The 76ers are looking to take that next step in this, their fourth consecutive year in the playoffs. They haven’t gotten beyond the second round in any of the previous three seasons while under former coach Brett Brown.

They begin their best-of-seven Eastern Conference semifinal series on Sunday against the Atlanta Hawks after eliminating the Washington Wizards in five games in the first round.

Here is a look back at the previous three years’ series losses.

2017-18 Eastern Conference semifinals, lost, 4-1, to the Boston Celtics

After beating the Miami Heat in five games, the Sixers were outclassed by the Celtics in Round 2.

The series was closer than the outcome indicated. The Sixers lost the first three games, but in Games 2 and 3, they were beaten by a combined eight points.

After winning Game 4, 103-92, the Sixers lost another nail-biter, 114-112, in Game 5.

This was the first playoff experience for both Ben Simmons, a rookie, and Joel Embiid, in his second year on the court. The series was a forgettable one for Simmons. In the five games, he had a minus-63 rating. When Simmons was off the court, the Sixers were a plus-48.

He averaged 6.4 assists to 4.8 turnovers.

Robert Covington struggled, shooting 6-for-24 from three-point range. He was dealt early in the next season as part of the Jimmy Butler trade.

Embiid had a strong postseason, averaging 23 points and 14 rebounds.

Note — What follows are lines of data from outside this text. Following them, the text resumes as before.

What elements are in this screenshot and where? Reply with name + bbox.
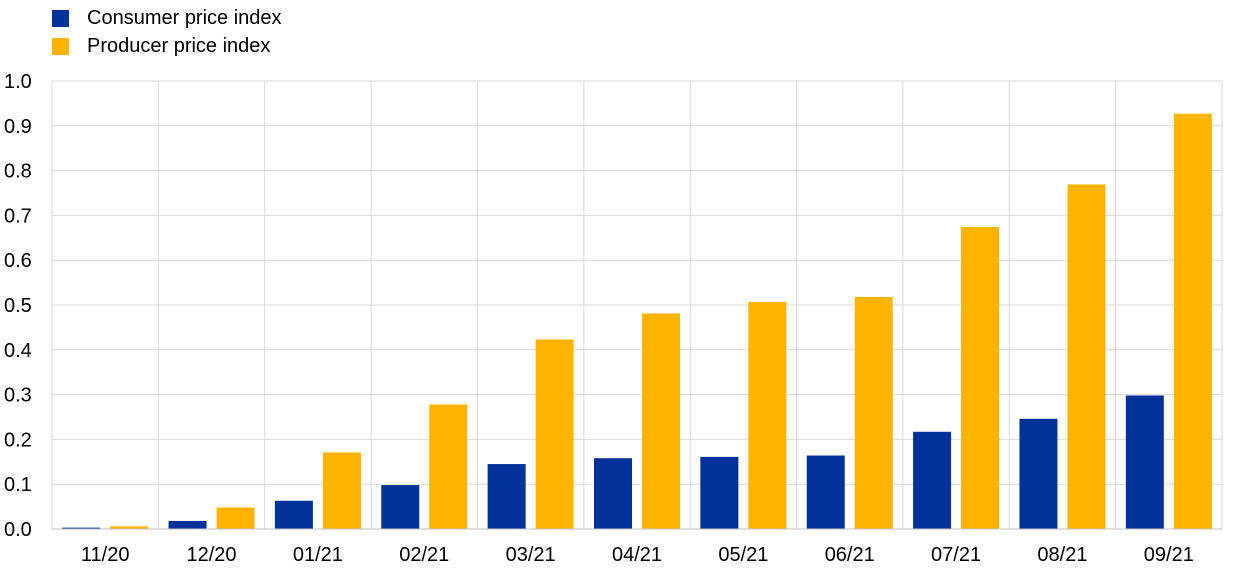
bar-cpi: [168, 520, 207, 529]
legend-swatch-cpi: [52, 9, 69, 27]
y-tick-label: 0.2: [4, 429, 32, 451]
bar-ppi: [1067, 184, 1106, 529]
bar-ppi: [961, 227, 1000, 529]
y-tick-label: 0.3: [4, 385, 32, 407]
bar-cpi: [913, 431, 952, 529]
x-tick-label: 11/20: [81, 544, 130, 566]
x-tick-label: 03/21: [506, 544, 556, 566]
x-tick-label: 04/21: [612, 544, 662, 566]
y-tick-label: 0.8: [4, 161, 32, 183]
x-tick-label: 07/21: [931, 544, 981, 566]
bar-ppi: [748, 301, 787, 529]
bar-cpi: [1019, 418, 1058, 529]
x-tick-label: 02/21: [399, 544, 449, 566]
y-tick-label: 1.0: [4, 71, 32, 93]
bar-cpi: [1125, 395, 1164, 529]
bar-ppi: [216, 507, 255, 529]
legend-label-ppi: Producer price index: [87, 34, 271, 57]
x-tick-label: 01/21: [293, 544, 343, 566]
bar-ppi: [110, 526, 149, 529]
legend-item-cpi: Consumer price index: [52, 4, 282, 32]
y-tick-label: 0.7: [4, 205, 32, 227]
y-tick-label: 0.9: [4, 116, 32, 138]
bar-cpi: [806, 455, 845, 529]
x-tick-label: 05/21: [718, 544, 768, 566]
bar-cpi: [381, 485, 420, 529]
bar-cpi: [274, 500, 313, 529]
x-tick-label: 06/21: [825, 544, 875, 566]
bar-ppi: [1173, 113, 1212, 529]
y-tick-label: 0.4: [4, 340, 32, 362]
legend-label-cpi: Consumer price index: [87, 6, 282, 29]
bar-ppi: [854, 296, 893, 529]
bar-ppi: [642, 313, 680, 529]
bar-cpi: [700, 456, 739, 529]
x-tick-label: 09/21: [1144, 544, 1194, 566]
legend: Consumer price index Producer price inde…: [52, 4, 282, 60]
y-tick-label: 0.1: [4, 474, 32, 496]
x-tick-label: 08/21: [1037, 544, 1087, 566]
bar-ppi: [535, 339, 574, 529]
bar-cpi: [487, 464, 526, 529]
y-tick-label: 0.0: [4, 519, 32, 541]
bar-cpi: [62, 527, 101, 529]
legend-item-ppi: Producer price index: [52, 32, 282, 60]
legend-swatch-ppi: [52, 37, 69, 55]
bar-ppi: [429, 404, 468, 529]
y-tick-label: 0.6: [4, 250, 32, 272]
y-tick-label: 0.5: [4, 295, 32, 317]
bar-cpi: [594, 458, 632, 529]
bar-ppi: [322, 452, 361, 529]
x-tick-label: 12/20: [187, 544, 237, 566]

The Sixers got a glimpse of how good Jayson Tatum would be. As a 20-year-old rookie, he led the Celtics with a 23.6 scoring average in the series.

2018-2019 Eastern Conference semifinals, lost, 4-3, to the Toronto Raptors.

This series will always be remembered for the four-bouncer on the rim at the buzzer by Kawhi Leonard that gave the Raptors a 92-90 home win in the decisive Game 7.

The Raptors would go on to win the NBA title but nobody tested them like the Sixers did. Toronto beat Milwaukee in six games in the Eastern Conference finals and Golden State in six games in the NBA Finals.

Leonard was the biggest reason the Sixers didn’t advance. He averaged 34.7 points and 9.9 rebounds in 39.7 minutes in the seven games.

The series turned in Game 4. The Sixers, who beat Brooklyn in five games in the first round, held a 2-1 lead and were at home for Game 4, but the Raptors earned a 101-96 victory, behind 39 points and 14 rebounds from Leonard.

Embiid, playing with a cold, contributed just 11 points (2-for-7 shooting). The Sixers weren’t helped by a suspect bench. Their four reserves were Mike Scott, James Ennis, Greg Monroe, and Boban Marjanovic, who were a combined minus-26.

» READ MORE: Doc Rivers rallies Ben Simmons and Seth Curry for the Sixers’ small-ball coup de grace with no Joel Embiid | Marcus Hayes

For the series, Butler averaged a team-high 22 points. Embiid, taking a backseat, averaged 17.6 points and 8.7 rebounds. Tobias Harris struggled, shooting 27.9% from three-point range.

Simmons wasn’t much of a factor, averaging 11.6 points and 4.9 assists. It was apparent that he wasn’t jelling with Butler, who departed for Miami in the offseason.

2019-2020 Eastern Conference first round, swept, 4-0, by the Boston Celtics

This elimination was easy to explain. During a game in the bubble in Kissimmee, Fla., Simmons suffered a season-ending partial dislocation of his left kneecap on Aug. 5.

Without Simmons against the Celtics, the Sixers didn’t have enough depth.

Embiid had his best playoff series by far, averaging 30.0 points and 12.3 rebounds. Harris struggled. In the first three games, he shot 16-for-48 (33.3%), which included missing all 10 of his threes. He was 7-for-12, 2-for-5 from three, in Game 4.

Al Horford, who all season had trouble jelling with Embiid, averaged 7.0 points and 7.3 rebounds.

» READ MORE: The Atlanta Hawks enter their playoff series vs. the Sixers as a confident, young group | Off the Dribble

For the second time in the previous three postseasons, the Sixers had no answer for Tatum, who averaged 27 points.

Two of the losses were by eight points each and another, the series-ending defeat, was by four, 110-106.

Brett Brown would be fired the next day, Aug. 24, eventually replaced by Doc Rivers, who was hired Oct. 3.